Accelerates application deployments by 70%
SUSE Rancher Prime enables effective GitOps workflows by providing centralized visibility and control across all Kubernetes clusters, enhancing the capabilities of tools like Argo CD. This seamless integration significantly improves the efficiency of application deployment.
“We rely on SUSE Rancher Prime to ensure our clusters are always properly configured and available, which enables our GitOps tool, Argo CD, to efficiently manage the deployment lifecycle,” says Dino.
“Today, we’re using this integrated approach to support around 800 applications. By leveraging SUSE Rancher Prime's centralized management and Argo CD’s automation capabilities, our teams no longer need to manually spin up services, which speeds up application deployments by around 70%.”
Provides round-the-clock support
Initially, CSCS operated Rancher without official support, but after securing a support contract with SUSE Rancher Prime, it noticed a significant difference.
“After we got our SUSE Rancher Prime support contract, we saw a significant improvement in our operations because we learned something new every day,” says Dino. “Staying strictly within the SUSE support matrix has been crucial for smooth operations. Whenever we experience an issue, we know that support teams from SUSE are on hand to help us 24/7.”
The impact of SUSE Virtualization
Delivers high reliability and availability
With an infrastructure-as-code approach underpinned by SUSE Rancher Prime and SUSE Virtualization, CSCS can maintain high levels of reliability and availability for vital HPC resources.
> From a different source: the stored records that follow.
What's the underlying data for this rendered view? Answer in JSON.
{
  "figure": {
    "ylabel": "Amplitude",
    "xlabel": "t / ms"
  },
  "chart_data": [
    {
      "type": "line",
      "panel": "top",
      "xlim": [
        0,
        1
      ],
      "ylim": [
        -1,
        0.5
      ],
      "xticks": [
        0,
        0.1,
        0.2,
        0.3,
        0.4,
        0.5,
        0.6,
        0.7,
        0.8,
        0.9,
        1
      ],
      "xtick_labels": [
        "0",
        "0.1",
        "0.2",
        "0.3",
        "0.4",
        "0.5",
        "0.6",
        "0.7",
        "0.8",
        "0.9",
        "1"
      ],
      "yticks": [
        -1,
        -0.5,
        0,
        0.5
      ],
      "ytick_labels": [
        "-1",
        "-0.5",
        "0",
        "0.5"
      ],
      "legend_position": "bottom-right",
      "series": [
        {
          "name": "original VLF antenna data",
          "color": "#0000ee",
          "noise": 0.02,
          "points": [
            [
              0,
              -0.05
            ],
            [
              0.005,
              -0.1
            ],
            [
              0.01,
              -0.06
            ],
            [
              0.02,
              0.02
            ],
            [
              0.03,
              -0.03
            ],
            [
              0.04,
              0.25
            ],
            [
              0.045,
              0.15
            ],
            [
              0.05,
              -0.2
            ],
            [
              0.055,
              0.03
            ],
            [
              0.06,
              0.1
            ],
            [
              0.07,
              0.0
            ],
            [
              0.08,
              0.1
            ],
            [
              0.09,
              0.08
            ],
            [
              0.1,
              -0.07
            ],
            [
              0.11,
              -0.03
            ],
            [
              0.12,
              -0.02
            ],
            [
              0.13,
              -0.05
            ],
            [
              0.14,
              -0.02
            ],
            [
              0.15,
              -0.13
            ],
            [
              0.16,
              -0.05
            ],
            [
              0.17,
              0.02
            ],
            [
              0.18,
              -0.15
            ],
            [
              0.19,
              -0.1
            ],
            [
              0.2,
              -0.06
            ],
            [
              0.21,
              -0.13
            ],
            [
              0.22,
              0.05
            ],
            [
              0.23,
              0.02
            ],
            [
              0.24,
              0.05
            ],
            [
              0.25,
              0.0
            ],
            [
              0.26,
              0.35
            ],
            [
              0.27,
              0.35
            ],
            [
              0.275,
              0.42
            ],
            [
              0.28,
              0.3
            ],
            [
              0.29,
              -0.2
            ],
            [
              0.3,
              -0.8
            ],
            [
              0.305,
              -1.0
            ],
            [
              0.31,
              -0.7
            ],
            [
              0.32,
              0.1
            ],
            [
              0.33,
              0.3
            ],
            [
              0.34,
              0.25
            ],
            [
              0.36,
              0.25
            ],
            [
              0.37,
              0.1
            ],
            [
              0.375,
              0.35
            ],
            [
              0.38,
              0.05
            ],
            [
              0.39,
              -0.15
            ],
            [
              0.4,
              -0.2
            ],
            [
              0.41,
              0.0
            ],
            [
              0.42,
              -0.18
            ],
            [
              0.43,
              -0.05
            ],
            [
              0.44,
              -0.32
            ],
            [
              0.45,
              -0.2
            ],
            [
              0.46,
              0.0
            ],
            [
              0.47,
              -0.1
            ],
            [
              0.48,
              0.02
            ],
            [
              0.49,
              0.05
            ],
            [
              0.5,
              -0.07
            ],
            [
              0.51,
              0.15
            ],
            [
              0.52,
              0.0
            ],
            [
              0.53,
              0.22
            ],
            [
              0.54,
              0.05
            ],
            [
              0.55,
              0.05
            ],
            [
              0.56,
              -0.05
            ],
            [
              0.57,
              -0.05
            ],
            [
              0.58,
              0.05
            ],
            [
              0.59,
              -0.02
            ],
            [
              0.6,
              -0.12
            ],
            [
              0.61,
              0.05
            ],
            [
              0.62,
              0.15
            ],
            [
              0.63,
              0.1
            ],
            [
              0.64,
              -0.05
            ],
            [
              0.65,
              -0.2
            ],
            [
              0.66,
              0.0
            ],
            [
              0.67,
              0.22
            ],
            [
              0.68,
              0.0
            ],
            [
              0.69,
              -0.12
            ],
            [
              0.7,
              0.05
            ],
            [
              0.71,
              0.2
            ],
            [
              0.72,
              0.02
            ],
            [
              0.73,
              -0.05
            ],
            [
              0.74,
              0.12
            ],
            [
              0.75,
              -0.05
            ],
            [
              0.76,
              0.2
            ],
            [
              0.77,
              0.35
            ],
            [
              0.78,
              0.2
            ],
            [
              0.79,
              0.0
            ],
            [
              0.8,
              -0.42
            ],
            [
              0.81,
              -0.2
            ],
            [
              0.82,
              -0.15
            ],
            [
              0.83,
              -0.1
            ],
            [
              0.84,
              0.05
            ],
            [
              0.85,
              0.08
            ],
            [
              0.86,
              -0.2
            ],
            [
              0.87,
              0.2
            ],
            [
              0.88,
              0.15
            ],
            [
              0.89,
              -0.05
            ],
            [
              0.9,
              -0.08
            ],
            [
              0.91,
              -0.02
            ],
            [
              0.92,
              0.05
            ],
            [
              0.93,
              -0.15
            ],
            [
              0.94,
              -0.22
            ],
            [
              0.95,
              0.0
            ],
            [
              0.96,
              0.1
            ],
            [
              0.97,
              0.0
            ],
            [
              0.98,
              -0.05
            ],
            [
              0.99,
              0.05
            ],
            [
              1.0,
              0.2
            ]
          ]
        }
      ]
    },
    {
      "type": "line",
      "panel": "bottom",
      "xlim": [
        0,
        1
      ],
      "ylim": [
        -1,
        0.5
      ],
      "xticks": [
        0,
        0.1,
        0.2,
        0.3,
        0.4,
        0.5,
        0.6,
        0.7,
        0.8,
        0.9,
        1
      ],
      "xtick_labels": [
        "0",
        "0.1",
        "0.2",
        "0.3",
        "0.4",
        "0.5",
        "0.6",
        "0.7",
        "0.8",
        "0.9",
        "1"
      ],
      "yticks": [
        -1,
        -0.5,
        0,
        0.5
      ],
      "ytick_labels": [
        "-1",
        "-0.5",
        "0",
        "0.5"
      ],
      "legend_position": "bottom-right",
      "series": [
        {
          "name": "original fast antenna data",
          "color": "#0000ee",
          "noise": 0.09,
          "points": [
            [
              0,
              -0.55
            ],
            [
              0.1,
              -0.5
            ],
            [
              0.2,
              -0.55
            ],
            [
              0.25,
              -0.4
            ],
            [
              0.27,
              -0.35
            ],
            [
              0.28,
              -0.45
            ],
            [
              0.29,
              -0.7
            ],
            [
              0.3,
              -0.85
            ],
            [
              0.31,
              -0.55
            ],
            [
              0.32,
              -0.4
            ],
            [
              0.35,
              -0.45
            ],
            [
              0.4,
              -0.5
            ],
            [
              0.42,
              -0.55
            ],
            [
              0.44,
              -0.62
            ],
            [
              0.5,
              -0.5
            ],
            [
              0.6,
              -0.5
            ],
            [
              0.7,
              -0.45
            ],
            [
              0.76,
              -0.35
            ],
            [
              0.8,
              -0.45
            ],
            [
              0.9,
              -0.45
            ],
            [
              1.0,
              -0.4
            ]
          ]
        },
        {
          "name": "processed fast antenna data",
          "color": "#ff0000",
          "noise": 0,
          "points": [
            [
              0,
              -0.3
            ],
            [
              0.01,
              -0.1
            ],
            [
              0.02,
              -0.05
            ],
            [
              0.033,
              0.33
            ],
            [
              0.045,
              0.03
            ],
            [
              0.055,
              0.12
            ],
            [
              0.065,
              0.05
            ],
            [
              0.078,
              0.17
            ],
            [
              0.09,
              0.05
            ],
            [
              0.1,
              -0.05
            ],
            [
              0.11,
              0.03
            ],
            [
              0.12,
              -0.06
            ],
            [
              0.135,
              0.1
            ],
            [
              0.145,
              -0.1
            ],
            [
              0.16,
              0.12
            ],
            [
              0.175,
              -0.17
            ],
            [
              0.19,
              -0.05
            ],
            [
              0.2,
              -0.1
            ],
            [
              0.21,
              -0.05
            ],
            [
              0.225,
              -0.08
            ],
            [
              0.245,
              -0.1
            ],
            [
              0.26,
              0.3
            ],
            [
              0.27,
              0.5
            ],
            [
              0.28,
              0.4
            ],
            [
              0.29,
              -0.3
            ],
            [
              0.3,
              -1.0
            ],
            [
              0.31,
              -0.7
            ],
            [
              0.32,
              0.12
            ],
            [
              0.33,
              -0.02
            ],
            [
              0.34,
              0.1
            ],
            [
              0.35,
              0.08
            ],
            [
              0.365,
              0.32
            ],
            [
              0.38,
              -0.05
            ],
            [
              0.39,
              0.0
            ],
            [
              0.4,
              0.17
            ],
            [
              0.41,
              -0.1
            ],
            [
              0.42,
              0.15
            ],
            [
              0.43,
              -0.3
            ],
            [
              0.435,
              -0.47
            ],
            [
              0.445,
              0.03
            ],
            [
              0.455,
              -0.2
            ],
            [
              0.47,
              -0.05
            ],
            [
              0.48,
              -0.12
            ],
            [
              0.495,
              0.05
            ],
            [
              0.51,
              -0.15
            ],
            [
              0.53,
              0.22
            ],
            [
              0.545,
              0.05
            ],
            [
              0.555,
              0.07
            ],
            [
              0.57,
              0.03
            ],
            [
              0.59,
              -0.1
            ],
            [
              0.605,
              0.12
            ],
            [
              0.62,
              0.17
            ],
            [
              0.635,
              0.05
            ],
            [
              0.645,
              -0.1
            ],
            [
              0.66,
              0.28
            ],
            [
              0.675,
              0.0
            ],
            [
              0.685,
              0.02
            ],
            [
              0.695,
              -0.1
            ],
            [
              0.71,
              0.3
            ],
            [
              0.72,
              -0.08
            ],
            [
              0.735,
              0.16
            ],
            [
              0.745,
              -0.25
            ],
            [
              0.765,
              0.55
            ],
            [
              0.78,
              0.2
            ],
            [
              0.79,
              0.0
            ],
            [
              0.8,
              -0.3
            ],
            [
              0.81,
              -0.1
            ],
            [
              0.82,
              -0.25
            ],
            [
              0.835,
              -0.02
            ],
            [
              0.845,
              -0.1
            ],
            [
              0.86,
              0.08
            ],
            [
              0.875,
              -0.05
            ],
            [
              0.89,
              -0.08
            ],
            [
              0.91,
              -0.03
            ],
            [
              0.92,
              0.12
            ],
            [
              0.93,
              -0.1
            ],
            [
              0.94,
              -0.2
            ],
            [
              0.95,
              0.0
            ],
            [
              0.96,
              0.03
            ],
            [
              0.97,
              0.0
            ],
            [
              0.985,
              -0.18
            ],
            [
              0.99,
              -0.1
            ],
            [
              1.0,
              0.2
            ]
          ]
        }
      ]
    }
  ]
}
“In all the years we’ve been using SUSE solutions, we’ve never experienced significant downtime,” comments Dino. “Because we have adopted a GitOps methodology, we could redeploy our entire infrastructure in less than a day if we needed to. SUSE helps us ensure that our researchers can always access the cluster to do their work.”
What's next for CSCS?
CSCS plans to build on its collaboration with SUSE to find new opportunities for automation and standardization, delivering greater autonomy and efficiency for users while maintaining strong governance and security controls.
Dino concludes, “When our users are happy, we’re happy, and we look forward to continuing to work with SUSE to help us find even more effective ways to deliver, manage and upgrade our virtualized and containerized infrastructure for cutting-edge research.”